7/10

Pour un garçon

L'anglais se rebiffe

Deux semaines de mutisme, pour causes mineures (= scolaires), et me revoilà, frais et dispo, prêt à tout subir, et complètement dégoûté d'avoir raté Chiens des neiges. C'est la vie, la loi des entrées et des sorties. Rattrapons le temps perdu, Pour un garçon apparaît comme le type même de la comédie sentimentale, registre qui ne m'est pas foncièrement indigeste, mais je ne cours pas après non plus. Et devinez qui est en tête d'affiche ? Hugh Grant, Mr Comédie Sentimentale je vous prie, que l'on attend forcément dans son costume habituelle de beau et séduisant jeune anglais.

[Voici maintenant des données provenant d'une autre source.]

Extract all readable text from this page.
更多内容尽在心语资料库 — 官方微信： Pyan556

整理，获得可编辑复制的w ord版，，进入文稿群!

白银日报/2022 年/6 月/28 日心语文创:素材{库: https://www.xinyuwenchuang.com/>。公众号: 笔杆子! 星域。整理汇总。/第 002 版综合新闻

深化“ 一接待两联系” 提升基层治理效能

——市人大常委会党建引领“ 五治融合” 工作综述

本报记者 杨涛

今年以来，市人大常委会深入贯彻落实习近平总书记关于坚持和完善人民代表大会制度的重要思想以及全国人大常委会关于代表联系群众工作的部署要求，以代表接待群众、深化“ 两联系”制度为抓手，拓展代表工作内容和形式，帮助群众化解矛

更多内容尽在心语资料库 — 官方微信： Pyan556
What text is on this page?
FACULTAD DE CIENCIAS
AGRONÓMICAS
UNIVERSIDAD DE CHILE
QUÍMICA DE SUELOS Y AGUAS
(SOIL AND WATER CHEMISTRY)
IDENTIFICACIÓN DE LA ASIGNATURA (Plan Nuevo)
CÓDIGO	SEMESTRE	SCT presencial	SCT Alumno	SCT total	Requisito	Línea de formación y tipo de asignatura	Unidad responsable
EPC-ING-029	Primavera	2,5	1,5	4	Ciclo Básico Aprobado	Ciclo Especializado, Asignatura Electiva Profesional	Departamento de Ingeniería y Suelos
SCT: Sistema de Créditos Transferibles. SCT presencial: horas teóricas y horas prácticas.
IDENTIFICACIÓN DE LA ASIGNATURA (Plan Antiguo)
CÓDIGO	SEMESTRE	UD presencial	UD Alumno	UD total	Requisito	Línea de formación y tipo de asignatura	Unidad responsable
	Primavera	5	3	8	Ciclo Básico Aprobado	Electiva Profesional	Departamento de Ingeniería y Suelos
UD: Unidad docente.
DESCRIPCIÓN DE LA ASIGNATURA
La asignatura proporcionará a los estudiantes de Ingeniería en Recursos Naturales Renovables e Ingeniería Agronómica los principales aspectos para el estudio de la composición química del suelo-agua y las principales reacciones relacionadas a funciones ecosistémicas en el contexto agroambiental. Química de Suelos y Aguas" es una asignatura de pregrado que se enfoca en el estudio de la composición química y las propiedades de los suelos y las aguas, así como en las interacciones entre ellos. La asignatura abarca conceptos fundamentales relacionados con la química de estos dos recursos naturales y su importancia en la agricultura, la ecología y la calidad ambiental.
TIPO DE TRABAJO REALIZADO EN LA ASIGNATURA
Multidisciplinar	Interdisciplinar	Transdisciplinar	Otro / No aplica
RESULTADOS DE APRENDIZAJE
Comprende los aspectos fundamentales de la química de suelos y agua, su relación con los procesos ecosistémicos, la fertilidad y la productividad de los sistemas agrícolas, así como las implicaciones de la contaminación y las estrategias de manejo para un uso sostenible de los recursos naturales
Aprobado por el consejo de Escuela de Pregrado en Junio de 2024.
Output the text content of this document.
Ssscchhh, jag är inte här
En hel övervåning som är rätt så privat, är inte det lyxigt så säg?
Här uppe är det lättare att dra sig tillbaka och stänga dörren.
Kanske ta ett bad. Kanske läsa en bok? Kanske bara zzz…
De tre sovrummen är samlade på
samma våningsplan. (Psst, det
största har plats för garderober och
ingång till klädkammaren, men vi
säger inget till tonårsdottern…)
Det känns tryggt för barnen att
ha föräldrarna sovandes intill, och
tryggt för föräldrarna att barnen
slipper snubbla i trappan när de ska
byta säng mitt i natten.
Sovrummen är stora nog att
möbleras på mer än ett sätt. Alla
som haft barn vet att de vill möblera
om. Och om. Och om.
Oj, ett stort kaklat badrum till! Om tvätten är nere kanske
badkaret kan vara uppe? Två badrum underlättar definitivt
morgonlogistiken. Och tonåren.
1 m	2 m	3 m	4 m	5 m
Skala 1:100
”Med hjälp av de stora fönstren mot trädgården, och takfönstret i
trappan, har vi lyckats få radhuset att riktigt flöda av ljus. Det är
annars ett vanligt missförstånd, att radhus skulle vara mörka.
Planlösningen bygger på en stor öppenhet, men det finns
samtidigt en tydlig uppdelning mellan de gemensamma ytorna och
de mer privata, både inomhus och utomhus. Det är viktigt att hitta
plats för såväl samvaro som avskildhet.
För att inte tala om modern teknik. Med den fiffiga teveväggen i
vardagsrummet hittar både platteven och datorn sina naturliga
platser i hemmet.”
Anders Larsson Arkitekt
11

Will (Hugh Grant) 38 ans, se décrit comme une île. Il a sa maison, son équipement, son planning bien rempli, et n'adhère à aucun type de collectivité sociale, travail compris (vit des rentes de son défunt père, compositeur d'une chanson de noël). Son passe-temps principal : les femmes. Et son nouveau passe-temps principal : les femmes esseulées avec un enfant, plus prompt à s'aventurer dans une histoire sans lendemain pour lui. Par ce biais, il fait la connaissance de Marcus, un petit garçon de douze ans désespéré par sa mère, suicidaire sur les bords...

Quel plaisir de voir Hugh Grant dans un autre registre que celui auquel il se cantonnait d'habitude, même si le résumé pourrait induire en erreur ! D'accord, Hugh garde toujours son sourire de célibataire-dragueur, mais le teinte d'un ton plus acide, plus sarcastique. Disons pour résumer que son personnage, Will est resté un grand enfant, égoïste, optant pour le mensonge afin de parvenir à ses fins, et se surprenant à prendre plaisir dans des actions inédites pourtant pas véritablement amusantes (suivre pied au plancher une ambulance toutes sirènes dehors). Marcus, lui, s'intègre plus dans une maturité précoce, tiraillé entre sa condition de préadolescent, et le statut de sa mère, hippie à tendances suicidaires. Par le hasard, ces deux êtres se rencontrent, ne s'aiment pas forcément au départ, mais donne lieu à un échange. Will enseigne à Marcus l'art de devenir quelqu'un de branché, et Marcus apprend à Will la responsabilité. Enfin, tout du moins, c'est ce que l'on comprend dans les grands lignes. Car Pour un garçon est avant tout une comédie, un petit régal qui tient beaucoup sur le virage que prend Hugh dans sa composition, visiblement enchanté de jouer un peu à contre courant de ce qu'il fait d'habitude, et à la juste réplique du petit Nicolas Hoult, dont c'est la première apparition. Même le couple du film, Hugh Grant - Rachel Weisz, s'efface entièrement pour laisser libre cours aux petits jeux entre garçons. A noter, Rachel Weisz, pourtant tête d'affiche, récolte un rôle presque mineur, et n'apparaît que dans la deuxième moitié du film, pour ne pas dire le dernier tiers.

Le retour de Hugh Grant, après avoir tapagé dans Bridget Jones, dans un rôle savoureux de flemmard coureur de jupons doublé d'une âme de gamin irresponsable. Pour un garçon équilibre avec justesse la part de comédie (l'utilisation régulière de la voix-off pour les deux protagonistes est un pur plaisir) et le petit morceau de réflexion-sentimentalisme, alourdit par quelques longueurs franchement minoritaires au vu de la qualité de l'ensemble. Une belle surprise.